Book Review: A WWII Comfort Woman Endures

How We Disappeared
Jing-Jing Lee

In the early 1940s, Wang Di, a teenager from the village of Hougang in Singapore, worries about her family’s poverty and their inability to send her, a girl, to school, though her two younger brothers receive the benefit of an education. She is busy with helping her mother and selling vegetables and eggs in the local market. Neither she nor anyone else is concerned about the war; they are certain that the British will repel the Japanese forces.

When the British surrender and the Japanese begin their occupation of Singapore, renamed Syonan-to, the people of the island learn deference to the soldiers, hoping to remain invisible through their deep bows, though this doesn’t keep them from looting their homes and kidnapping their people. One day, a group of soldiers arrives in Hougang and takes Wang Di and other women from the village, including the mother of a newborn baby and a girl a year younger than Wang Di, to serve as comfort women for the Japanese troops. Kept captive for over two years, the women are subjected to unspeakable horrors. Once the war is over, Wang Di vows never to speak of her time there.

Nearly sixty years later, twelve-year-old Kevin Lim, bullied and isolated by his classmates, is pulled out of school when his grandmother, already in the hospital, has a third stroke. Sitting by her bedside, she mistakes him for his father and gives a garbled confession, asking for forgiveness. Kevin is compelled to untangle the mystery behind his grandmother’s secret.

Kevin and Wang Di’s stories entwine in unexpected and poignant ways, showing how the past ripples into the present and demonstrating that silence is not a shield but a self-inflicted wound.

Although How We Disappeared got off to a slow start for me, I ended up very appreciative for having read it. I did not know about the Japanese occupation of Singapore, and this story offers a window into the tragedy, especially as experienced by the Chinese population. Also, I was not aware of the daily lives of the comfort women, and as horrible as it was to read about what they endured, I was glad to know what happened to them during the war.

As is obvious from the title, the book deals with the theme of disappearance, and seeing the myriad ways not just how characters make themselves disappear but how others can also make one invisible was engrossing and almost overwhelming. Each character must come to terms with how they have disappeared and have varying degrees of success reanimating themselves.

Emotionally, the section that resonated with me most was when Wang Di returned to her family after the war and had to reintegrate with regular life after being a captive comfort woman. The twin faces of shame and shunning spiral around Wang Di.

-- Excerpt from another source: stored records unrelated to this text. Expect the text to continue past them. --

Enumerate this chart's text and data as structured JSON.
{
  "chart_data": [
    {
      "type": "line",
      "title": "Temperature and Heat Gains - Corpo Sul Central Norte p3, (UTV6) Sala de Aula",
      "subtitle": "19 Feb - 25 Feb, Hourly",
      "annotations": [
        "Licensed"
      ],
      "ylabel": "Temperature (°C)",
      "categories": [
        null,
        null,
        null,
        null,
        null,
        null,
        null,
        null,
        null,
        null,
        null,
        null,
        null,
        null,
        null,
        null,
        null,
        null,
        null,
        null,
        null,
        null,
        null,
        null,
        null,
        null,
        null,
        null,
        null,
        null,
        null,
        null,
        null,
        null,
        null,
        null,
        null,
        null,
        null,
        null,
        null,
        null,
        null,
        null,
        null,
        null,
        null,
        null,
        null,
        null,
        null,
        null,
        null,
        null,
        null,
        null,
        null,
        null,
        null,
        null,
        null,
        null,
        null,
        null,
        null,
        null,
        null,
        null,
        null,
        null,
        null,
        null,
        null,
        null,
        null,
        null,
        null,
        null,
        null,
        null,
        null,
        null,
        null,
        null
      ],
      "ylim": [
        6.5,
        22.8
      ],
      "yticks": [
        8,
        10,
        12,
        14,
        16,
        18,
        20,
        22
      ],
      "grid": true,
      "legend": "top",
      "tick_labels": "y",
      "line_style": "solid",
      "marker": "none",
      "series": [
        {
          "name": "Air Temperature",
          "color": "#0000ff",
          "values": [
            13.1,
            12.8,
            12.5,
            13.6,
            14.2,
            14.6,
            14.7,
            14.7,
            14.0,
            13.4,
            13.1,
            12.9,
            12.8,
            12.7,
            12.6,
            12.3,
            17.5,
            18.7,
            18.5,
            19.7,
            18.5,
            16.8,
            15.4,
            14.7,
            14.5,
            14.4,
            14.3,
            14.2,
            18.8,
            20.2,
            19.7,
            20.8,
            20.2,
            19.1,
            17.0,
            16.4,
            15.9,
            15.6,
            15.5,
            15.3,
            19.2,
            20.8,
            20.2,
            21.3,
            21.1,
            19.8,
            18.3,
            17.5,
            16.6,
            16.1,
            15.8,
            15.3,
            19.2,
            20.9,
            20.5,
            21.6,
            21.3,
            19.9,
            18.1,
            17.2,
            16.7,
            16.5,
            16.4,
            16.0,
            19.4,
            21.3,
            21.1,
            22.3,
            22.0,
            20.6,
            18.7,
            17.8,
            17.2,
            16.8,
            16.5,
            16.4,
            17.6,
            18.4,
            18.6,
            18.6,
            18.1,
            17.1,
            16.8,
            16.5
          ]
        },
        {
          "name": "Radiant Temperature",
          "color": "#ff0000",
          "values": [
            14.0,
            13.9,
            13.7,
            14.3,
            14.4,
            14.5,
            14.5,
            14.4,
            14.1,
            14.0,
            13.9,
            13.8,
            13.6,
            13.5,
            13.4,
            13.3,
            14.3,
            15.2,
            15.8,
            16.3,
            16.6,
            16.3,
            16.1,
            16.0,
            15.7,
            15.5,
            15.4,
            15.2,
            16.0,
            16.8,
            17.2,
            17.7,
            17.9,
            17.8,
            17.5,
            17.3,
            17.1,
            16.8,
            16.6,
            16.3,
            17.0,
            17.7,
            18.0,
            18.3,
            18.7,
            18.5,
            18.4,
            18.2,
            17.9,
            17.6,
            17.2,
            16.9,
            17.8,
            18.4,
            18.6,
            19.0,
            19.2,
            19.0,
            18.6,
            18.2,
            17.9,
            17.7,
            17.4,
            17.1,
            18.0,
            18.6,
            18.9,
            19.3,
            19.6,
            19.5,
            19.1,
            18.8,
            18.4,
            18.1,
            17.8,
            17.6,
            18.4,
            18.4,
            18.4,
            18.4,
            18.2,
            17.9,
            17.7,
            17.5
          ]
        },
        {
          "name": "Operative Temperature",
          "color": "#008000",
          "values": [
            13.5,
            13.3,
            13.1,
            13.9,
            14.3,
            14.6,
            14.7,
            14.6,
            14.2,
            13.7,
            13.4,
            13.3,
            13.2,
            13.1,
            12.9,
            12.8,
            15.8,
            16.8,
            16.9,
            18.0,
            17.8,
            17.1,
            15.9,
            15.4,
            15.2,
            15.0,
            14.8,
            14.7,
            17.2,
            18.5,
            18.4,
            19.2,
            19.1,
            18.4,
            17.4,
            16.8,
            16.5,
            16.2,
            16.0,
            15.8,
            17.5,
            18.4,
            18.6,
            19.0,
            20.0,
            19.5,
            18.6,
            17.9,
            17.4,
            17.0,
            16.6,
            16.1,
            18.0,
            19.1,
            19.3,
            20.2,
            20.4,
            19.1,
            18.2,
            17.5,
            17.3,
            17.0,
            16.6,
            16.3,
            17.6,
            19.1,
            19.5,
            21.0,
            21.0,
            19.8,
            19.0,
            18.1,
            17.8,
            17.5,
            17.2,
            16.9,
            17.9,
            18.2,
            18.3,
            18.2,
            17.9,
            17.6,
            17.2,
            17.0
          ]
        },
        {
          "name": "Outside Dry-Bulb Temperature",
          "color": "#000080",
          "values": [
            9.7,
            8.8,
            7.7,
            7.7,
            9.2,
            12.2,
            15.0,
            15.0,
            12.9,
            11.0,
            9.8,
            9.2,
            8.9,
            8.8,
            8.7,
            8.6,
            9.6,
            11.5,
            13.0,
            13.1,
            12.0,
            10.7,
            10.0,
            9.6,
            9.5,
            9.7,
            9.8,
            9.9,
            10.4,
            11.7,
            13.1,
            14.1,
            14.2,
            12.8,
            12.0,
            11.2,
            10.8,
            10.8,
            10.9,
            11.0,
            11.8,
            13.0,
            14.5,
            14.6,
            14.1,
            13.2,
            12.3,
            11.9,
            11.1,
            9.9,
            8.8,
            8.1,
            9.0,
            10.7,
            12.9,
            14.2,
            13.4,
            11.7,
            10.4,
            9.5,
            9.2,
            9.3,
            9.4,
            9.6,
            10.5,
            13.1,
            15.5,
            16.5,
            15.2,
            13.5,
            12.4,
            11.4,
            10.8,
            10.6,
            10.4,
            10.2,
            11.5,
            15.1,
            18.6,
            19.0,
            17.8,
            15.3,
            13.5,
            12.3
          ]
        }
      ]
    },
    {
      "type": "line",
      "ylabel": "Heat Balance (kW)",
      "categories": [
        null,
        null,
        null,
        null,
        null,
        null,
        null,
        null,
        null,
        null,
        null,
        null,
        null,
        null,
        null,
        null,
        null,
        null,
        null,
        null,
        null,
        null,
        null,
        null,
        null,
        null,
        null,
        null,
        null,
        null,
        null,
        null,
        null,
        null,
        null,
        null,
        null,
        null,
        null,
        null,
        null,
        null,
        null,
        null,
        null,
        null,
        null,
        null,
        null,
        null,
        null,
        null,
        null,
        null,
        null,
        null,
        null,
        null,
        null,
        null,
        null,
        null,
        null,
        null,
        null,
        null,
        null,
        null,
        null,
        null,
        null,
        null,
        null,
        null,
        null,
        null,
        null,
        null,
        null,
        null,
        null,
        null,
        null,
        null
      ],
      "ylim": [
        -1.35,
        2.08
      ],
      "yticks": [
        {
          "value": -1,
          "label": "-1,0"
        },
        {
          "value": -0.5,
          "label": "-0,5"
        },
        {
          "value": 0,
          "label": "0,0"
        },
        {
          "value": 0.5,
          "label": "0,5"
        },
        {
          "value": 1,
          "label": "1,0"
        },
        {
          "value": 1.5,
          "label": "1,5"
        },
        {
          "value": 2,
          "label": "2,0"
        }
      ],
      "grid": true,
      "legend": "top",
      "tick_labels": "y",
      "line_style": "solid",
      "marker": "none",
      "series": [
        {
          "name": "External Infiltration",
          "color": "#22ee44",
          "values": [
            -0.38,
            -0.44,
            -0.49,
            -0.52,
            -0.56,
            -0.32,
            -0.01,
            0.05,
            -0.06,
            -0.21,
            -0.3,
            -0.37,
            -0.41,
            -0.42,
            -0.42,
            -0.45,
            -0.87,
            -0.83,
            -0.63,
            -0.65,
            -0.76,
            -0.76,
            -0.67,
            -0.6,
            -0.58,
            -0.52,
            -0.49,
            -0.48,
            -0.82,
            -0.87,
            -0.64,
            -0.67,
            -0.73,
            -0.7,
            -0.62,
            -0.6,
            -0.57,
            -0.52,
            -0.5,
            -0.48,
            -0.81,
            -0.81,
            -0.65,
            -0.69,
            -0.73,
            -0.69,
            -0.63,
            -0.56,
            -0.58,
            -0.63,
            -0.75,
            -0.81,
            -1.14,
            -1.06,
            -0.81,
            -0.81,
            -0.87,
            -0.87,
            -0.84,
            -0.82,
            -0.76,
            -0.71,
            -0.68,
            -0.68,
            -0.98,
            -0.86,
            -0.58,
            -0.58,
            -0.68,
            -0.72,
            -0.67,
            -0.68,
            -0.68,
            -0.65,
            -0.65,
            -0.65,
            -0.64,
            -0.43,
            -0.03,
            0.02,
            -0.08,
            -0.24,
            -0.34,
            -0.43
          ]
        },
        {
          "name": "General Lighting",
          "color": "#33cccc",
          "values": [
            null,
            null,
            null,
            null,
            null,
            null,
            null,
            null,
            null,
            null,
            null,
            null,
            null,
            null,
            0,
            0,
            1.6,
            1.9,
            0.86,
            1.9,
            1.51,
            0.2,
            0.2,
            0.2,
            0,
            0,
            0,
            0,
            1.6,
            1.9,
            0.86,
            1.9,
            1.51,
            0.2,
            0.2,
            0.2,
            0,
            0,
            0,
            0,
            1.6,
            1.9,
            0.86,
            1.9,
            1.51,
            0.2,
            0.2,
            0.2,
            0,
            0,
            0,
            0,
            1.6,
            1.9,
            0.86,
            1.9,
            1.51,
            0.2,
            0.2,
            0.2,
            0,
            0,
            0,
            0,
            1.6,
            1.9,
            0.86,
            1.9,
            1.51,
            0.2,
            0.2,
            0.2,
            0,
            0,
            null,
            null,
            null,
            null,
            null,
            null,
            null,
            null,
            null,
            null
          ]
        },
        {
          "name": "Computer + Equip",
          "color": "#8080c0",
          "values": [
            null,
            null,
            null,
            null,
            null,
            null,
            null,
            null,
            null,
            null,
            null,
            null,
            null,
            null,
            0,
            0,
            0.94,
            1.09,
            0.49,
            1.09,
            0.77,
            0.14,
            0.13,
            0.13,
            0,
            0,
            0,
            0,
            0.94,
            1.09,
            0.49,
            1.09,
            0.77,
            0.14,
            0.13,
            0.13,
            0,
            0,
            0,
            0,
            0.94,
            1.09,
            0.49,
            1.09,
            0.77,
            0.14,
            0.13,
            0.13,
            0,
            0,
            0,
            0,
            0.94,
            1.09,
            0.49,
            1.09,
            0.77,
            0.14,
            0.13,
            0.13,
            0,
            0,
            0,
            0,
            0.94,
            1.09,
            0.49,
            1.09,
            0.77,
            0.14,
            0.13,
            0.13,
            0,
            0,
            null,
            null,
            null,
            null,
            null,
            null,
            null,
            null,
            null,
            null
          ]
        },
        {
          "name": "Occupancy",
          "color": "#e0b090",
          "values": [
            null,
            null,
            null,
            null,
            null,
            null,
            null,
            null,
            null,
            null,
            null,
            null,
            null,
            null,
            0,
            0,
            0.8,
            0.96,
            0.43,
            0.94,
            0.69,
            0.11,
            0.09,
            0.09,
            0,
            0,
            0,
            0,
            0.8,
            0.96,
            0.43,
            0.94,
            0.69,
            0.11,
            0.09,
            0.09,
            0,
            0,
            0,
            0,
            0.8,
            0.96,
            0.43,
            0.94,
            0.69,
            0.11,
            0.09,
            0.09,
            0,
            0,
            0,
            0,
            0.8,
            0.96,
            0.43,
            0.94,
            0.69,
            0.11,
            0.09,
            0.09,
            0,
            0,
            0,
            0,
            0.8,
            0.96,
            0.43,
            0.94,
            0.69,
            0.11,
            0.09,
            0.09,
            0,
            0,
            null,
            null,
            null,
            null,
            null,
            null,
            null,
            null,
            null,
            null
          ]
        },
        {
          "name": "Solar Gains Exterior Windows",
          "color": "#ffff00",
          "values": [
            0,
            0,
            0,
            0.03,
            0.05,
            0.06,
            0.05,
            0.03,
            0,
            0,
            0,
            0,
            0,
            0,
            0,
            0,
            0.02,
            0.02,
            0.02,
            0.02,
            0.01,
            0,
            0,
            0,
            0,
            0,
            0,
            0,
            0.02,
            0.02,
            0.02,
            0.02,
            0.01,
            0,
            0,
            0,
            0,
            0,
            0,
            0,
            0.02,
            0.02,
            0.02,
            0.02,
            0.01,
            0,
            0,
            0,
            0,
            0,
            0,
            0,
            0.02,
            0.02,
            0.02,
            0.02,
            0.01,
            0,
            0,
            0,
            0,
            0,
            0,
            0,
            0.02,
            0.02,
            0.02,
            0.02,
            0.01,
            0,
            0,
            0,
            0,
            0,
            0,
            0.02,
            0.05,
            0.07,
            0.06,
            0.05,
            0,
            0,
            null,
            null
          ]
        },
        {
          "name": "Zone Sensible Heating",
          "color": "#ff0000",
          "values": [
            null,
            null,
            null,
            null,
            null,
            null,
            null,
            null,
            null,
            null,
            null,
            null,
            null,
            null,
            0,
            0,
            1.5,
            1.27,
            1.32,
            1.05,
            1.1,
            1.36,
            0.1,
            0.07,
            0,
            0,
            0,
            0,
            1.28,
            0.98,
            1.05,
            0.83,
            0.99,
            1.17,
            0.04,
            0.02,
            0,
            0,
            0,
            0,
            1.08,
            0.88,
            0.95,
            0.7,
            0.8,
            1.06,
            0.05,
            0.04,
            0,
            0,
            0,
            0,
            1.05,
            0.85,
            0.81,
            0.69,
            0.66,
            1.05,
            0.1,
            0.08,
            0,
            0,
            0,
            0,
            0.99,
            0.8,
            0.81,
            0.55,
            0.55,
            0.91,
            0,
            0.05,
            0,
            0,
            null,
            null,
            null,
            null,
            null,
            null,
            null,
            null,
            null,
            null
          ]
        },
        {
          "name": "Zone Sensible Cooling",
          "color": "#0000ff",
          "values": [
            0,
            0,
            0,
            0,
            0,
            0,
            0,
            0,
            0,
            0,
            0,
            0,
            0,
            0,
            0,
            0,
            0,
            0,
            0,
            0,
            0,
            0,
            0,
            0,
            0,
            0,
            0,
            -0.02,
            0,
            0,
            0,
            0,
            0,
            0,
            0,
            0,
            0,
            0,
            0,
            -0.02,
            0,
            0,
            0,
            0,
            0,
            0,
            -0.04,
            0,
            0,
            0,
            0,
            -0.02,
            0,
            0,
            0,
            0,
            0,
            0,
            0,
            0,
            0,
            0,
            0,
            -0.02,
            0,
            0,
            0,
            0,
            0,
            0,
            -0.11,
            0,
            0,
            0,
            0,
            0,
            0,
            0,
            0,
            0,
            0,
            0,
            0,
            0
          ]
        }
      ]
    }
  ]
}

While I found very little at fault with How to Disappear, I wondered if Kevin was represented as too mature for his age. When he was first introduced, in fact, I read him as rather naive, so I was surprised to find him so enterprising and sensitive as he pursued his investigation. Kevin’s father was a key figure in his life and had bouts of depression, or going to the “Dark Place.” These were tantalizing hints of his character, but I wish they had been more developed.

In terms of style, for the most part, I found the writing lovely, and clear, though I noticed two patterns that I thought detracted from the narrative. First, Lee frequently introduced things in what to me was a strange order. For example, she often gave a summary statement of an event, went back to describe how the event came about, and then repeated the summary. It had the effect of jumbling the timeline a bit in my mind. Secondly, she would include a sentence and then instead of including modifying phrases, those phrases would follow in incomplete sentences. This is a common technique among fiction writers; in this case, I just thought it was a bit overused, in such a way that it drew attention to itself.

Overall, though, How to Disappear is an excellent and worthy novel that should be on the reading list of those who enjoy literary fiction, historical fiction, and reading about women’s perseverance. I definitely recommend it.

Thank you to NetGalley and Hanover Square Press for an advance reading copy in exchange for an honest review.